Si le courrier postal constituait la norme et l’envoi électronique, l’exception, cette règle est désormais inversée, la notification électronique devenant le principe. Exit donc la nécessité de recueillir l’accord préalable du copropriétaire.

Cependant, cette passation ne peut se faire sans respecter un minimum de formalisme, d’autant que des décrets d’application, bien que non prévus, vont certainement être publiés.

De l’exception au principe

La loi n° 2024-322 du 9 avril 2024 visant à l’accélération et à la simplification de la rénovation de l’habitat dégradé et des grandes opérations d’aménagement (dite loi Habitat dégradé) a réécrit et complété l’article 42-1 de la loi du 10 juillet 1965. Celui-ci dispose :

«Les notifications et les mises en demeure sont valablement faites par voie électronique.

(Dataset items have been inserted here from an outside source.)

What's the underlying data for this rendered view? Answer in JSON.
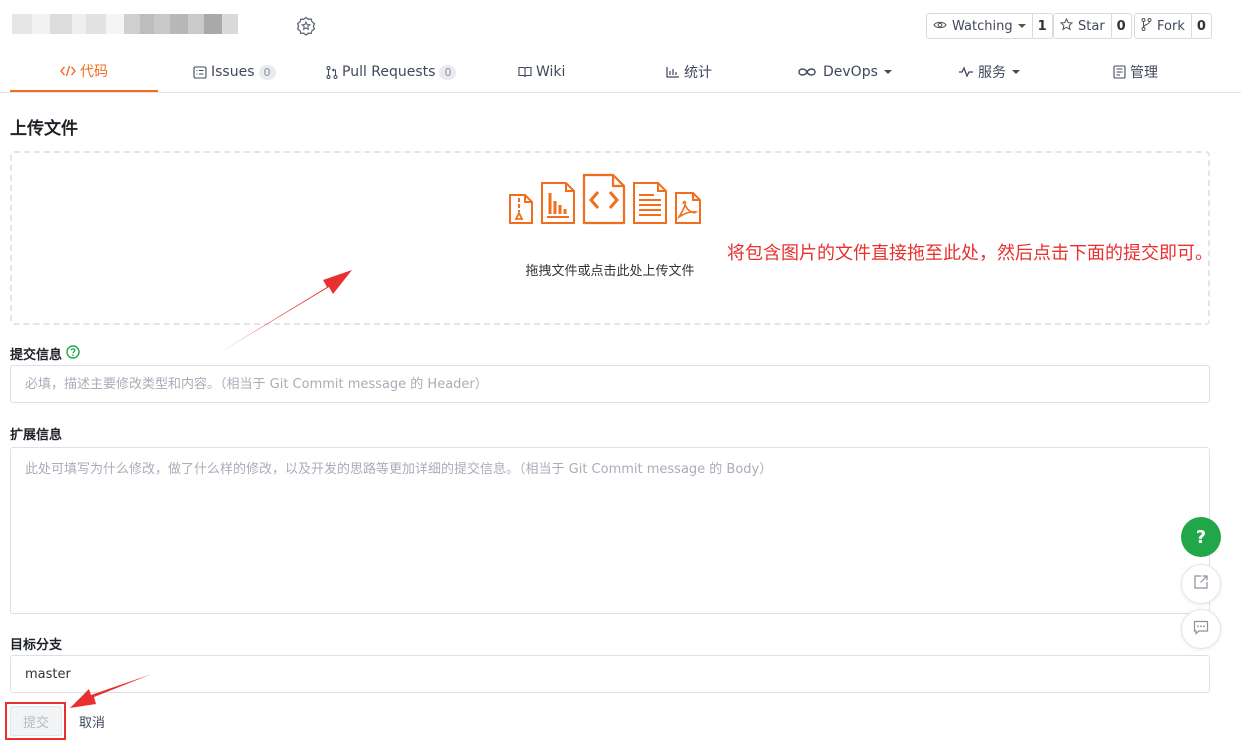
{
  "repo": {
    "name_blurred": true
  },
  "social": {
    "watching_label": "Watching",
    "watching_count": "1",
    "star_label": "Star",
    "star_count": "0",
    "fork_label": "Fork",
    "fork_count": "0"
  },
  "tabs": [
    {
      "label": "代码",
      "icon": "code-icon",
      "active": true
    },
    {
      "label": "Issues",
      "icon": "issues-icon",
      "count": "0"
    },
    {
      "label": "Pull Requests",
      "icon": "pull-request-icon",
      "count": "0"
    },
    {
      "label": "Wiki",
      "icon": "wiki-icon"
    },
    {
      "label": "统计",
      "icon": "chart-icon"
    },
    {
      "label": "DevOps",
      "icon": "infinity-icon",
      "dropdown": true
    },
    {
      "label": "服务",
      "icon": "pulse-icon",
      "dropdown": true
    },
    {
      "label": "管理",
      "icon": "manage-icon"
    }
  ],
  "page": {
    "title": "上传文件"
  },
  "dropzone": {
    "text": "拖拽文件或点击此处上传文件",
    "file_icons": [
      "zip-file-icon",
      "chart-file-icon",
      "code-file-icon",
      "text-file-icon",
      "pdf-file-icon"
    ]
  },
  "annotation": {
    "text": "将包含图片的文件直接拖至此处，然后点击下面的提交即可。"
  },
  "form": {
    "commit_label": "提交信息",
    "commit_placeholder": "必填，描述主要修改类型和内容。（相当于 Git Commit message 的 Header）",
    "extended_label": "扩展信息",
    "extended_placeholder": "此处可填写为什么修改，做了什么样的修改，以及开发的思路等更加详细的提交信息。（相当于 Git Commit message 的 Body）",
    "branch_label": "目标分支",
    "branch_value": "master",
    "submit_label": "提交",
    "cancel_label": "取消"
  },
  "float": {
    "help_label": "?"
  },
  "colors": {
    "accent": "#f26e1e",
    "annotation": "#e8302e",
    "help_green": "#21a64a"
  }
}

Les copropriétaires peuvent, à tout moment et par tout moyen, demander à recevoir les notifications et les mises en demeure par voie postale.

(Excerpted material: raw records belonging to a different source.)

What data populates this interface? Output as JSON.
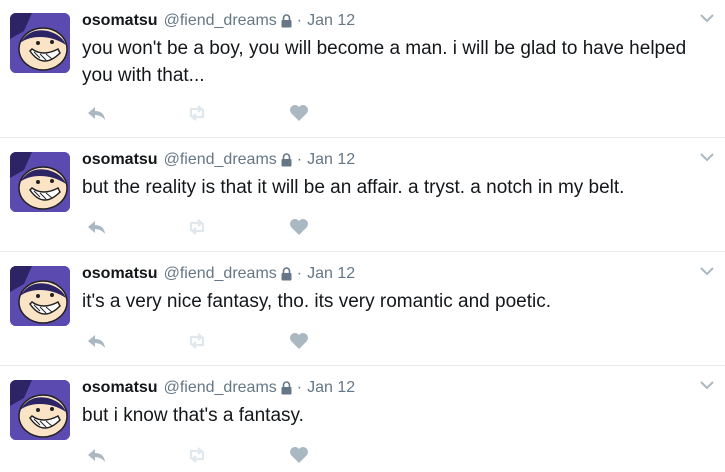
{
  "colors": {
    "name": "#14171a",
    "meta": "#657786",
    "icons": "#aab8c2",
    "divider": "#e6ecf0",
    "avatar_bg": "#5b4bb0"
  },
  "icons": {
    "reply": "reply-icon",
    "retweet": "retweet-icon",
    "like": "heart-icon",
    "lock": "lock-icon",
    "more": "chevron-down-icon",
    "avatar": "avatar"
  },
  "tweets": [
    {
      "name": "osomatsu",
      "handle": "@fiend_dreams",
      "separator": "·",
      "date": "Jan 12",
      "text": "you won't be a boy, you will become a man. i will be glad to have helped you with that..."
    },
    {
      "name": "osomatsu",
      "handle": "@fiend_dreams",
      "separator": "·",
      "date": "Jan 12",
      "text": "but the reality is that it will be an affair. a tryst. a notch in my belt."
    },
    {
      "name": "osomatsu",
      "handle": "@fiend_dreams",
      "separator": "·",
      "date": "Jan 12",
      "text": "it's a very nice fantasy, tho. its very romantic and poetic."
    },
    {
      "name": "osomatsu",
      "handle": "@fiend_dreams",
      "separator": "·",
      "date": "Jan 12",
      "text": "but i know that's a fantasy."
    }
  ]
}
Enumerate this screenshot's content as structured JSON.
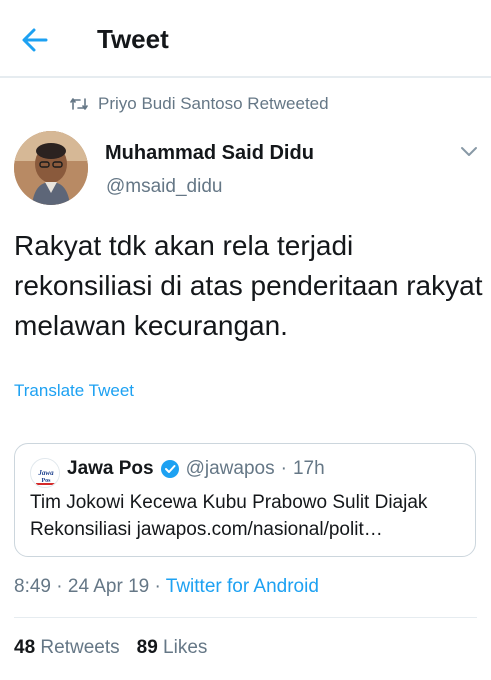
{
  "header": {
    "title": "Tweet"
  },
  "retweet": {
    "text": "Priyo Budi Santoso Retweeted"
  },
  "author": {
    "name": "Muhammad Said Didu",
    "handle": "@msaid_didu"
  },
  "tweet": {
    "text": "Rakyat tdk akan rela terjadi rekonsiliasi di atas penderitaan rakyat melawan kecurangan.",
    "translate_label": "Translate Tweet"
  },
  "quote": {
    "name": "Jawa Pos",
    "handle": "@jawapos",
    "separator": "·",
    "time": "17h",
    "line1": "Tim Jokowi Kecewa Kubu Prabowo Sulit Diajak",
    "line2": "Rekonsiliasi jawapos.com/nasional/polit…",
    "logo_text": "Jawa Pos"
  },
  "meta": {
    "time": "8:49",
    "sep1": "·",
    "date": "24 Apr 19",
    "sep2": "·",
    "source": "Twitter for Android"
  },
  "stats": {
    "retweets_count": "48",
    "retweets_label": "Retweets",
    "likes_count": "89",
    "likes_label": "Likes"
  },
  "colors": {
    "accent": "#1da1f2",
    "secondary_text": "#657786",
    "border": "#e6ecf0",
    "verified": "#1da1f2"
  },
  "icons": {
    "back": "arrow-left-icon",
    "retweet": "retweet-icon",
    "caret": "chevron-down-icon",
    "verified": "verified-badge-icon"
  }
}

Le syndic informe les copropriétaires des moyens qui s’offrent à eux pour conserver un mode d’information par voie postale.»

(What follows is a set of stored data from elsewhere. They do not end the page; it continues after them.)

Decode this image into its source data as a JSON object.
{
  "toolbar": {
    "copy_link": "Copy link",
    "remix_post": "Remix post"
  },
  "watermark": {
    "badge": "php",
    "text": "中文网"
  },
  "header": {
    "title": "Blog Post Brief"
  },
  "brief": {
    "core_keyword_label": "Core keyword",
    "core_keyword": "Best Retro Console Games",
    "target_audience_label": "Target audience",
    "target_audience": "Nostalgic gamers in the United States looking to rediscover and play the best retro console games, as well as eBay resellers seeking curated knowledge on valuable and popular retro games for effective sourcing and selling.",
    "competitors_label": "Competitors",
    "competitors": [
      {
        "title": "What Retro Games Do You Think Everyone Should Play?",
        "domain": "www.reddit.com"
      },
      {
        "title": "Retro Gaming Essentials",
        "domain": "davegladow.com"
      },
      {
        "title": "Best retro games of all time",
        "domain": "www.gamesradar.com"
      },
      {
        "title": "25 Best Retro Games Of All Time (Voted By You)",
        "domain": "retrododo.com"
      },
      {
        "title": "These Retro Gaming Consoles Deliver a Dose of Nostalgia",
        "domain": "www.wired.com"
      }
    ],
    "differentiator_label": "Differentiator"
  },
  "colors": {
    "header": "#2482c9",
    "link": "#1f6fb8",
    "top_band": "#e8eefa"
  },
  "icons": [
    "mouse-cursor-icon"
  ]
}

Le recours à la notification par voie électronique est donc automatique, mais les copropriétaires peuvent demander à conserver l’envoi postal. Sur ce point, le nouvel article 42-1 est extrêmement large puisque cette demande peut se faire «à tout moment et par tout moyen». Un simple mél, voire un sms, pourraient donc suffire, même si ces modes de communication peuvent poser un problème au regard de leur force probante. C’est pourquoi il peut être conseillé de recourir au courrier recommandé ou de se manifester en assemblée générale, avec mention dans le procès-verbal du choix de conserver l’envoi physique.

Le texte précise également que le syndic est tenu d’informer les copropriétaires des moyens qui s’offrent à eux pour conserver un mode d’information par voie postale. Or, l’article 42-1 n’apporte aucune précision à ce sujet. De plus, il n’est prévu aucun décret d’application alors même que les articles 64-2 et suivants du décret du 17 mars 1967 traitent précisément de la notification électronique, mais naturellement sous l’empire de l’ancienne règlementation. Si certaines dispositions demeureront sans doute inchangées (l’obligation de recourir à un prestataire de confiance qualifié par exemple), d’autres sont désormais caduques, à l’instar de celles relatives aux démarches que doit accomplir un copropriétaire pour recevoir ses notifications par voie électronique. La question se pose donc de savoir s’il est possible pour un syndic de se prévaloir de ces nouvelles dispositions.

La mise en place de la notification électronique

En l’absence de décret, les dispositions d’une loi ne peuvent recevoir application (Cass. 3e civ., 7 oct. 2004, n° 02-50.049). Par ailleurs, rien ne s’oppose à l’application immédiate d’une disposition législative dès lors que son entrée en vigueur n’est pas subordonnée à celle d’un décret et à la condition qu’elle soit suffisamment précise (Cass. 3e civ., 12 mai 2016, n° 15-12.120). Or, comme indiqué précédemment, l’article 42-1 ne renvoie à aucun décret d’application. De fait, les syndics peuvent-ils imposer la notification électronique ? Comme le sage le dit parfois, il peut être urgent d’attendre. Pourquoi ?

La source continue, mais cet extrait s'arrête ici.